A Vienne, le talent de Mozart va enfin pouvoir s’exprimer en toute liberté. Joseph II lui commanda un opéra en 1782. Ce sera L’ENLEVEMENT AU SERAIL, joué en allemand ; une première audacieuse pour l’époque, qui lui valut les félicitations de Gluck. Un grand succès, qui lui valut d’être nommé compositeur de la Chambre Impériale, et des premières années viennoises relativement heureuses : il épousa Constanze, sans le consentement de son père. Ils eurent six enfants entre 1783 et 1791, mais ils connurent les mêmes drames que ses parents ; deux enfants (Karl Thomas et Franz Xaver Wolfgang) seulement survécurent après la petite enfance. Mozart devint franc-maçon en fin 1784, et maître en 1785. Pour ses « frères », il écrivit plusieurs oeuvres dont la plus célèbre reste LA FLÛTE ENCHANTEE, véritable description codée de l’initiation franc-maçonne, déguisée en fantaisie musicale. En 1786, grâce à Lorenzo da Ponte, le poète officiel du théâtre de Vienne, l’Empereur autorisa la création d’un opéra, LES NOCES DE FIGARO, basé sur la pièce « scandaleuse » de Beaumarchais, LE MARIAGE DE FIGARO. Vers cette époque, Mozart commença à apparaître plus rarement en public. FIGARO fut un très grand succès, mais cette oeuvre critiquant l’aristocratie fut vite interdite…

Suite au succès des NOCES DE FIGARO à Prague, Mozart se vit commander par le directeur du théâtre praguois un opéra pour la saison suivante : avec da Ponte, il créera DON GIOVANNI, un autre chef-d’oeuvre, en 1787. Cette même année, Mozart fit (peut-être) la rencontre d’un jeune artiste musicien prometteur, Ludwig van Beethoven. Ce point reste toutefois discuté. Mais surtout, son père mourut cette même année ; le décès, on s’en doute, le bouleversa, au point d’influencer l’opéra en cours d’écriture (« Repens-toi… », tonnait le Commandeur à Don Juan, signe d’un sentiment de culpabilité intense de l’auteur…). L’opéra achevé fut un grand succès à Prague, mais pas à Vienne, où la situation se compliquait chaque jour un peu plus pour Mozart. La guerre entre Turcs et Autrichiens entraîna une nette diminution des revenus pour tous les musiciens, les aristocrates protecteurs des arts devant faire passer les intérêts financiers du pays avant les leurs. Pour Mozart, menant grand train de vie, s’endettant gravement, ce fut un coup très dur s’ajoutant aux autres épreuves. Sa mauvaise santé s’aggravait, les lettres de créance aussi, aggravant des angoisses permanentes et une dépression sérieuse. Après COSI FAN TUTTE, dernière collaboration avec Da Ponte, Mozart vit une triste année 1790 marquée par le décès de Joseph II, auquel succèda l’homonyme de son père, Leopold II, peu favorable au musicien franc-maçon. « Papa » Haydn s’en alla cette même année pour Londres. Des voyages de tournée en Allemagne ne rapportèrent pas assez pour rembourser les dettes.

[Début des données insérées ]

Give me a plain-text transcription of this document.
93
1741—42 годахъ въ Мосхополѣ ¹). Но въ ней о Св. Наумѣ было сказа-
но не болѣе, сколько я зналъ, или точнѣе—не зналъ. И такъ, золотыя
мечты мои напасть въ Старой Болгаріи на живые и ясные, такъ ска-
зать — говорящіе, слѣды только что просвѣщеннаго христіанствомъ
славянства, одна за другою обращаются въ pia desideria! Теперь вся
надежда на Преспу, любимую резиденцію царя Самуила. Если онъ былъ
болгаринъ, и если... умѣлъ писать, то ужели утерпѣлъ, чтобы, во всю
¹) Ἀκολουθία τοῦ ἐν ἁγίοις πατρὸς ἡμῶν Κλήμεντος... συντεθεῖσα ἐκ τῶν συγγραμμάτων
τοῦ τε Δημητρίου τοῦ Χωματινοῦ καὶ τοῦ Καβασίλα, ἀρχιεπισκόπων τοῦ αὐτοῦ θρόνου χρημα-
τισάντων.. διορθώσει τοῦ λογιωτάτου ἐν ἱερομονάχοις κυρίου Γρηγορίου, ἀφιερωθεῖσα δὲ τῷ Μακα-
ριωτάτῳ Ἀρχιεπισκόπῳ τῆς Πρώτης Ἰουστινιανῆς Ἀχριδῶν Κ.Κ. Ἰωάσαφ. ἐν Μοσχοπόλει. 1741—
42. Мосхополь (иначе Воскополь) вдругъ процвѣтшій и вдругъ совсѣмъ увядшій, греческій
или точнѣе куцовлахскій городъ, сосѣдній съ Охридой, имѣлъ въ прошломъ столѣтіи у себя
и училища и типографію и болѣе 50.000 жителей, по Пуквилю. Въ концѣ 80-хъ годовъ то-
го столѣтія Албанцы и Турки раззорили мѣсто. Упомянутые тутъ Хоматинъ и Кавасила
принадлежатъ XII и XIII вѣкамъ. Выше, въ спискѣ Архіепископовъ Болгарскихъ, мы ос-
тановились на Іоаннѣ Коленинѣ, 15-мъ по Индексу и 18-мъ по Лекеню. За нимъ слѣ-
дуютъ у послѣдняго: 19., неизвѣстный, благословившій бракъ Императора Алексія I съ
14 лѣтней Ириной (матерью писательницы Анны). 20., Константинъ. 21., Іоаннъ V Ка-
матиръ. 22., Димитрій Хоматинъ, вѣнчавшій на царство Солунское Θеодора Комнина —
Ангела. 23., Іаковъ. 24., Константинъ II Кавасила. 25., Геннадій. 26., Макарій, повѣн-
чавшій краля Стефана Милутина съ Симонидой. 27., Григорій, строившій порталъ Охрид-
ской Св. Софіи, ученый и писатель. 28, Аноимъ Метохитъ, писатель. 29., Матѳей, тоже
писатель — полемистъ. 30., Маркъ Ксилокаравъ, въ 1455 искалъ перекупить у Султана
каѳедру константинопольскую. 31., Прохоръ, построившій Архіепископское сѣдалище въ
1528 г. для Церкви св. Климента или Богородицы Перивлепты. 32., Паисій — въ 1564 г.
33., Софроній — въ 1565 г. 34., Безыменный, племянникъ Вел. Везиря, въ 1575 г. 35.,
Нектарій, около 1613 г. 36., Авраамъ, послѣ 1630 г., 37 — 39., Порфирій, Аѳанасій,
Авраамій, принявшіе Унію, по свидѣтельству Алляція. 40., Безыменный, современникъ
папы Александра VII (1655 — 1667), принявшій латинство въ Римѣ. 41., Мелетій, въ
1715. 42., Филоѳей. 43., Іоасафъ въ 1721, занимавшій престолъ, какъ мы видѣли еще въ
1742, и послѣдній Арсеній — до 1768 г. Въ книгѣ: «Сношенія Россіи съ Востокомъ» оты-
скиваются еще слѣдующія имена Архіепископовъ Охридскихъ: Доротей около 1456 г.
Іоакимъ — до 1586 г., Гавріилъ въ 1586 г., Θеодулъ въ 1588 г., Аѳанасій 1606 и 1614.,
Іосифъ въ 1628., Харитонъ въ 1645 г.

1791 sera sa dernière année, une apothéose marquée d’une certaine façon par un « rétablissement » spirituel avant son décès. Son ami franc-maçon Emanuel Schikaneder, directeur d’un théâtre populaire, lui commanda à son tour un opéra. Ce sera un triomphe, son dernier : LA FLÛTE ENCHANTEE. En juillet, un inconnu (qui n’était pas un rival jaloux, mais le comte Franz von Walsegg) lui commandita un Requiem. Affaibli par la maladie, persuadé d’être proche de la mort (et sans doute aussi paranoïaque, au point de se croire empoisonné), Mozart accepta cette commande, s’ajoutant à celle d’un autre opéra (LA CLEMENZA DI TITO) pour le couronnement du roi Léopold II. Il mourut le 5 décembre 1791, dans la nuit, sans avoir totalement achevé le REQUIEM (qui sera finalisé par son élève Franz Xavier Süssmayer). Sur les raisons de sa mort, plus d’une centaines d’hypothèses médicales auraient été citées ; l’une des plus probables et acceptées étant qu’il mourut des suites d’un rhumatisme articulaire aigu. La situation financière précaire des Mozart obligea Constanze à le faire enterrer au cimetière Saint-Marc, dans une modeste tombe individuelle du cimetière Saint-Marc. Les services commémoratifs tenus à Prague et Vienne à l’annonce de sa mort attirèrent quant à eux un large public. Et, de fait, Wolfgang Amadeus Mozart connut très vite après sa mort un immense succès.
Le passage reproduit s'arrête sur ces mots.